Rosemary Street Windows
On the second floor landing are
windows from the old Rosemary Street Congregation in Belfast.
It was one of the historic
Presbyterian Churches in Belfast sited at Rosemary Street, just off Royal
Avenue in front of the City Hall. The church building was destroyed in the
Blitz of 1942 and the the stain glass windows in the church were presented
to Church House. The Rosemary congregation moved to a new site in north
Belfast where it is today.
In 1840 the Presbyterian Church in
Ireland as we know it today came into being with the establishment of the
General Assembly. One of its first actions was to commission two people
for work overseas and ever since this has been an important aspect of the
witness of the church.
On the first floor is a memorial
chapel dedicated to the memory and work Presbyterian Missionaries who have
taken the good news of Jesus to may other countries including China, North
India, Nepal, Jamaica and Brazil.
Today the Presbyterian Church has
some 50 overseas staff working alongside 22 partner churches around the
Another notable feature within
Church House on the third floor landing is a Wall Hanging measuring some
5m x 2m. This was presented to Church House by the Young Women's Groups of
the Church in commemoration of the 350th anniversary of Presbyterianism in
Ireland. It is composed of 21 individual tapestries representing visually
the attributes of the 21 presbyteries (geographical areas) into which the
Presbyterian Church in Ireland is sub-divided.
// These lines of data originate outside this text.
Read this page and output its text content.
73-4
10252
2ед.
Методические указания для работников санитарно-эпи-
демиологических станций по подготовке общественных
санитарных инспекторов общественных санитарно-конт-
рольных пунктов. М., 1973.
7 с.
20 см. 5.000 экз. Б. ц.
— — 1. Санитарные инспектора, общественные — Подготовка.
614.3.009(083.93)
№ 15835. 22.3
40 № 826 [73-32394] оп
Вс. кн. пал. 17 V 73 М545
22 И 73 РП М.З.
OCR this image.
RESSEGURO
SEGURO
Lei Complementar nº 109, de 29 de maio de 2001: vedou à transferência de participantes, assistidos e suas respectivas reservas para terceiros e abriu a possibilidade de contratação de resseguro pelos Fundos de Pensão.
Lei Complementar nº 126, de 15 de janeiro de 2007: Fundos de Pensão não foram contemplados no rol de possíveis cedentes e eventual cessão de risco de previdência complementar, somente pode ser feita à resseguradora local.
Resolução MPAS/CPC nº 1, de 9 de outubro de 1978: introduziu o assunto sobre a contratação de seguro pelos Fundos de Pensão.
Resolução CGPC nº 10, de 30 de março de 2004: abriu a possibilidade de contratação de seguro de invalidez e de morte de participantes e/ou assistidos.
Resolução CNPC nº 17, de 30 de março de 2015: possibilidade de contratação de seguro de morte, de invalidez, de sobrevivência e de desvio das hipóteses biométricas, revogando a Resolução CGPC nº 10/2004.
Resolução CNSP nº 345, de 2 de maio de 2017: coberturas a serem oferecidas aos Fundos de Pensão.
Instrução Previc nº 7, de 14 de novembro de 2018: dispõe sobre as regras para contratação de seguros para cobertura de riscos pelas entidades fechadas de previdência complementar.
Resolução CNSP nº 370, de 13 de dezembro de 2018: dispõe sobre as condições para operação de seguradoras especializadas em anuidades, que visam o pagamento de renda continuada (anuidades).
Followings its refurbishment in 1992
Church House also functions as a commercial conference centre, The Spires.
The city centre location close to major hotels makes it an ideal
conference location. In recent years it has hosted such major events as
the International Housing Conference, Tom Peters Business Seminar and the
European Union Women's Conference, May 1998.
The Assembly Hall
The Assembly Hall is a large oval
shaped conference hall with an all round gallery and seats 1,300 people.
It is illuminated by a huge glass
skylight which is now illuminated artificially so that it can be
appreciated at anytime.
At either side of the organ loft at
the front of the auditorium are two stain glass windows. The one on the
left depicts four of Jesus Parables; The Prodigal Son, The Wise Virgins,
The Talents and the Good Samaritan. The window on the right tells the
story of Moses, from his being found in the bulrushes, meeting with God at
the burning bush, receiving the Ten Commandments and becoming the leader
of the children of Israel. The Burning Bush is the symbol used to
represent the Presbyterian Church.
It should be noted that these
windows were removed for safe keeping at the height of the terrorist
bombing of Belfast and were only replaced in 1992.
On the right at the front of the
Assembly hall is a plaque unveiled by Diana, Princess of Wales on the
occasion of her visit to Church House on June 29, 1992.